Perugia: arrestato un 34enne per minacce e resistenza ai carabinieri

L’uomo avrebbe minacciato i militari e danneggiato una torcia durante l’identificazione

Perugia: arrestato un 34enne per minacce e resistenza ai carabinieri

I Carabinieri del Nor della Compagnia di Perugia hanno arrestato intorno alla mezzanotte e mezza un uomo di 34 anni, cittadino marocchino, con le accuse di resistenza e minacce a pubblico ufficiale.

Secondo quanto ricostruito dagli investigatori, gli operanti erano intervenuti in una abitazione privata su segnalazione per una lite. Alla richiesta di fornire le generalità e un documento per l’identificazione, l’uomo avrebbe rifiutato di collaborare e si sarebbe opposto al controllo sul possesso di armi, assumendo una condotta definita violenta e intimidatoria.

Durante l’intervento il soggetto avrebbe pronunciato frasi minacciose rivolte ai militari, tra cui “vi uccido” e “andiamo in cella insieme e vediamo che ti faccio”, oltre a insulti; avrebbe inoltre spinto con forza i carabinieri e provocato la rottura parziale di una torcia elettrica in dotazione a uno degli operatori.

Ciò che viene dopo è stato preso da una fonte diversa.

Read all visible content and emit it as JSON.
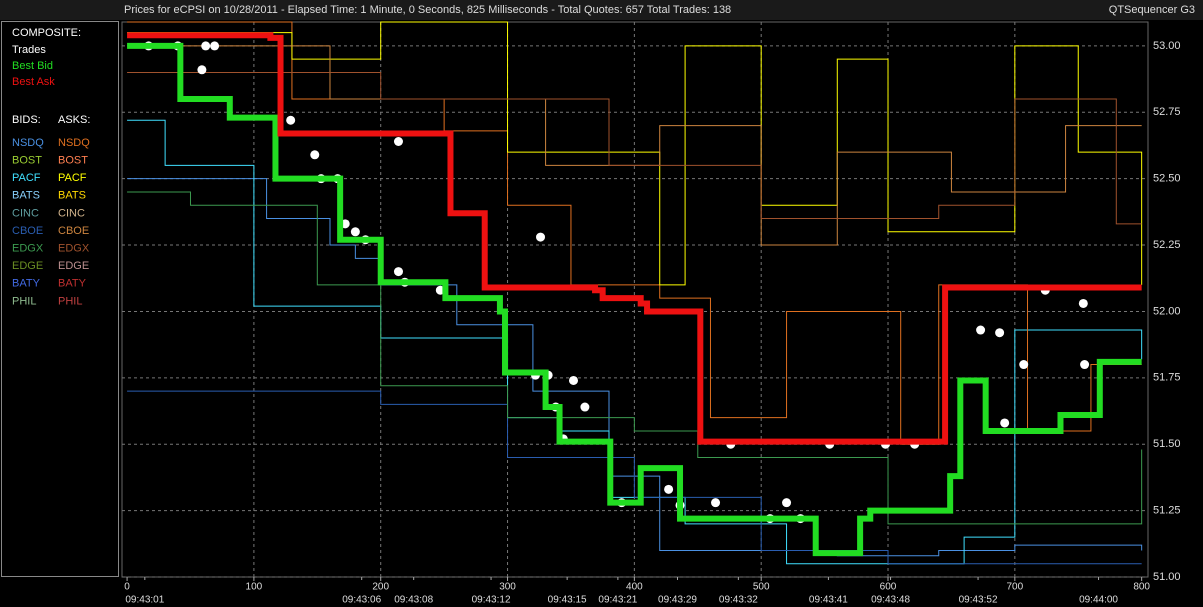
{
  "header": {
    "title": "Prices for  eCPSI  on  10/28/2011  -  Elapsed Time: 1 Minute, 0 Seconds, 825 Milliseconds  -  Total Quotes: 657  Total Trades: 138",
    "app": "QTSequencer G3"
  },
  "chart_data": {
    "type": "step",
    "xlim": [
      -4,
      805
    ],
    "ylim": [
      51,
      53.09
    ],
    "xticks": [
      0,
      100,
      200,
      300,
      400,
      500,
      600,
      700,
      800
    ],
    "yticks": [
      {
        "value": 51,
        "label": "51.00"
      },
      {
        "value": 51.25,
        "label": "51.25"
      },
      {
        "value": 51.5,
        "label": "51.50"
      },
      {
        "value": 51.75,
        "label": "51.75"
      },
      {
        "value": 52,
        "label": "52.00"
      },
      {
        "value": 52.25,
        "label": "52.25"
      },
      {
        "value": 52.5,
        "label": "52.50"
      },
      {
        "value": 52.75,
        "label": "52.75"
      },
      {
        "value": 53,
        "label": "53.00"
      }
    ],
    "time_labels": [
      {
        "value": 14,
        "label": "09:43:01"
      },
      {
        "value": 185,
        "label": "09:43:06"
      },
      {
        "value": 226,
        "label": "09:43:08"
      },
      {
        "value": 287,
        "label": "09:43:12"
      },
      {
        "value": 347,
        "label": "09:43:15"
      },
      {
        "value": 387,
        "label": "09:43:21"
      },
      {
        "value": 434,
        "label": "09:43:29"
      },
      {
        "value": 482,
        "label": "09:43:32"
      },
      {
        "value": 553,
        "label": "09:43:41"
      },
      {
        "value": 602,
        "label": "09:43:48"
      },
      {
        "value": 671,
        "label": "09:43:52"
      },
      {
        "value": 766,
        "label": "09:44:00"
      }
    ],
    "grid": true,
    "composite_label": "COMPOSITE:",
    "series": [
      {
        "name": "Trades",
        "color": "#ffffff",
        "type": "scatter",
        "x": [
          17,
          40,
          62,
          69,
          59,
          129,
          148,
          153,
          166,
          172,
          180,
          188,
          214,
          214,
          219,
          247,
          326,
          322,
          332,
          352,
          338,
          361,
          344,
          390,
          427,
          436,
          464,
          476,
          507,
          531,
          520,
          554,
          598,
          621,
          673,
          707,
          692,
          724,
          755,
          754,
          688
        ],
        "values": [
          53.0,
          53.0,
          53.0,
          53.0,
          52.91,
          52.72,
          52.59,
          52.5,
          52.5,
          52.33,
          52.3,
          52.27,
          52.64,
          52.15,
          52.11,
          52.08,
          52.28,
          51.76,
          51.76,
          51.74,
          51.64,
          51.64,
          51.52,
          51.28,
          51.33,
          51.27,
          51.28,
          51.5,
          51.22,
          51.22,
          51.28,
          51.5,
          51.5,
          51.5,
          51.93,
          51.8,
          51.58,
          52.08,
          51.8,
          52.03,
          51.92
        ]
      },
      {
        "name": "Best Bid",
        "color": "#22dd22",
        "type": "step",
        "x": [
          0,
          42,
          81,
          113,
          117,
          164,
          168,
          200,
          251,
          294,
          298,
          330,
          341,
          381,
          405,
          424,
          436,
          543,
          578,
          586,
          649,
          657,
          677,
          720,
          736,
          767,
          800
        ],
        "values": [
          53.0,
          52.8,
          52.73,
          52.73,
          52.5,
          52.5,
          52.27,
          52.11,
          52.05,
          52.0,
          51.77,
          51.64,
          51.51,
          51.28,
          51.41,
          51.41,
          51.22,
          51.09,
          51.22,
          51.25,
          51.38,
          51.74,
          51.55,
          51.55,
          51.61,
          51.81,
          51.81
        ]
      },
      {
        "name": "Best Ask",
        "color": "#ee1111",
        "type": "step",
        "x": [
          0,
          113,
          121,
          255,
          282,
          369,
          375,
          405,
          410,
          452,
          641,
          645,
          800
        ],
        "values": [
          53.04,
          53.03,
          52.67,
          52.37,
          52.09,
          52.08,
          52.05,
          52.03,
          52.0,
          51.51,
          51.51,
          52.09,
          52.09
        ]
      }
    ],
    "bids_label": "BIDS:",
    "asks_label": "ASKS:",
    "bids": [
      {
        "name": "NSDQ",
        "color": "#4a90e2",
        "x": [
          0,
          110,
          160,
          180,
          200,
          260,
          320,
          380,
          420,
          560,
          640,
          700,
          800
        ],
        "values": [
          52.5,
          52.35,
          52.25,
          52.2,
          52.1,
          51.95,
          51.7,
          51.38,
          51.1,
          51.08,
          51.1,
          51.12,
          51.1
        ]
      },
      {
        "name": "BOST",
        "color": "#9acd32"
      },
      {
        "name": "PACF",
        "color": "#40e0ff",
        "x": [
          0,
          30,
          90,
          100,
          200,
          250,
          300,
          340,
          380,
          440,
          520,
          660,
          700,
          800
        ],
        "values": [
          52.72,
          52.55,
          52.55,
          52.02,
          51.9,
          51.9,
          51.6,
          51.55,
          51.3,
          51.2,
          51.05,
          51.15,
          51.93,
          51.82
        ]
      },
      {
        "name": "BATS",
        "color": "#87cefa"
      },
      {
        "name": "CINC",
        "color": "#5f9ea0"
      },
      {
        "name": "CBOE",
        "color": "#2a5db0",
        "x": [
          0,
          200,
          300,
          400,
          500,
          600,
          800
        ],
        "values": [
          51.7,
          51.65,
          51.45,
          51.3,
          51.1,
          51.05,
          51.05
        ]
      },
      {
        "name": "EDGX",
        "color": "#3c9a50",
        "x": [
          0,
          50,
          150,
          200,
          300,
          400,
          450,
          600,
          700,
          800
        ],
        "values": [
          52.45,
          52.4,
          52.1,
          51.72,
          51.6,
          51.55,
          51.45,
          51.2,
          51.2,
          51.48
        ]
      },
      {
        "name": "EDGE",
        "color": "#6b8e23"
      },
      {
        "name": "BATY",
        "color": "#4169e1"
      },
      {
        "name": "PHIL",
        "color": "#8fbc8f"
      }
    ],
    "asks": [
      {
        "name": "NSDQ",
        "color": "#e07020",
        "x": [
          0,
          130,
          250,
          300,
          350,
          420,
          460,
          520,
          610,
          640,
          710,
          760,
          800
        ],
        "values": [
          53.09,
          52.8,
          52.68,
          52.4,
          52.1,
          52.05,
          51.6,
          52.0,
          51.5,
          52.1,
          51.55,
          51.8,
          51.8
        ]
      },
      {
        "name": "BOST",
        "color": "#ff7f50"
      },
      {
        "name": "PACF",
        "color": "#ffff00",
        "x": [
          0,
          130,
          200,
          300,
          420,
          440,
          500,
          560,
          600,
          700,
          750,
          800
        ],
        "values": [
          53.05,
          52.95,
          53.09,
          52.6,
          52.1,
          53.0,
          52.4,
          52.95,
          52.3,
          53.0,
          52.6,
          52.1
        ]
      },
      {
        "name": "BATS",
        "color": "#ffd700"
      },
      {
        "name": "CINC",
        "color": "#d2b48c"
      },
      {
        "name": "CBOE",
        "color": "#cd853f",
        "x": [
          0,
          160,
          330,
          420,
          500,
          560,
          650,
          740,
          800
        ],
        "values": [
          53.0,
          52.8,
          52.55,
          52.7,
          52.25,
          52.6,
          52.45,
          52.7,
          52.7
        ]
      },
      {
        "name": "EDGX",
        "color": "#a0522d",
        "x": [
          0,
          200,
          380,
          500,
          640,
          700,
          780,
          800
        ],
        "values": [
          52.9,
          52.8,
          52.55,
          52.35,
          52.4,
          52.8,
          52.33,
          52.33
        ]
      },
      {
        "name": "EDGE",
        "color": "#bc8f8f"
      },
      {
        "name": "BATY",
        "color": "#c03030"
      },
      {
        "name": "PHIL",
        "color": "#c04040"
      }
    ]
  }
}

Per caricare l’arrestato sul mezzo di servizio è stato richiesto il supporto del personale della Questura; nel tragitto e durante la permanenza in caserma l’uomo proseguiva con insulti, sputi e colpiva con la fronte la cella di sicurezza, secondo gli atti riportati.

La Procura di Perugia ha contestato la recidiva specifica infraquinquennale e ha ritenuto sussistenti le condizioni per la presentazione immediata davanti al giudice per il dibattimento con rito direttissimo. La richiesta di misura cautelare in carcere è motivata, secondo l’accusa, da una «negativa personalità», aggressività, mancanza di autocontrollo, riottosità al rispetto delle regole di convivenza civile e della pubblica autorità, dal concreto pericolo di reiterazione del reato, nonché dalla mancanza di fissa dimora e dallo status irregolare sul territorio.

L’indagato è difeso dall’avvocato Gianni Dionigi. Ulteriori sviluppi saranno legati agli atti processuali e alle decisioni dell’autorità giudiziaria.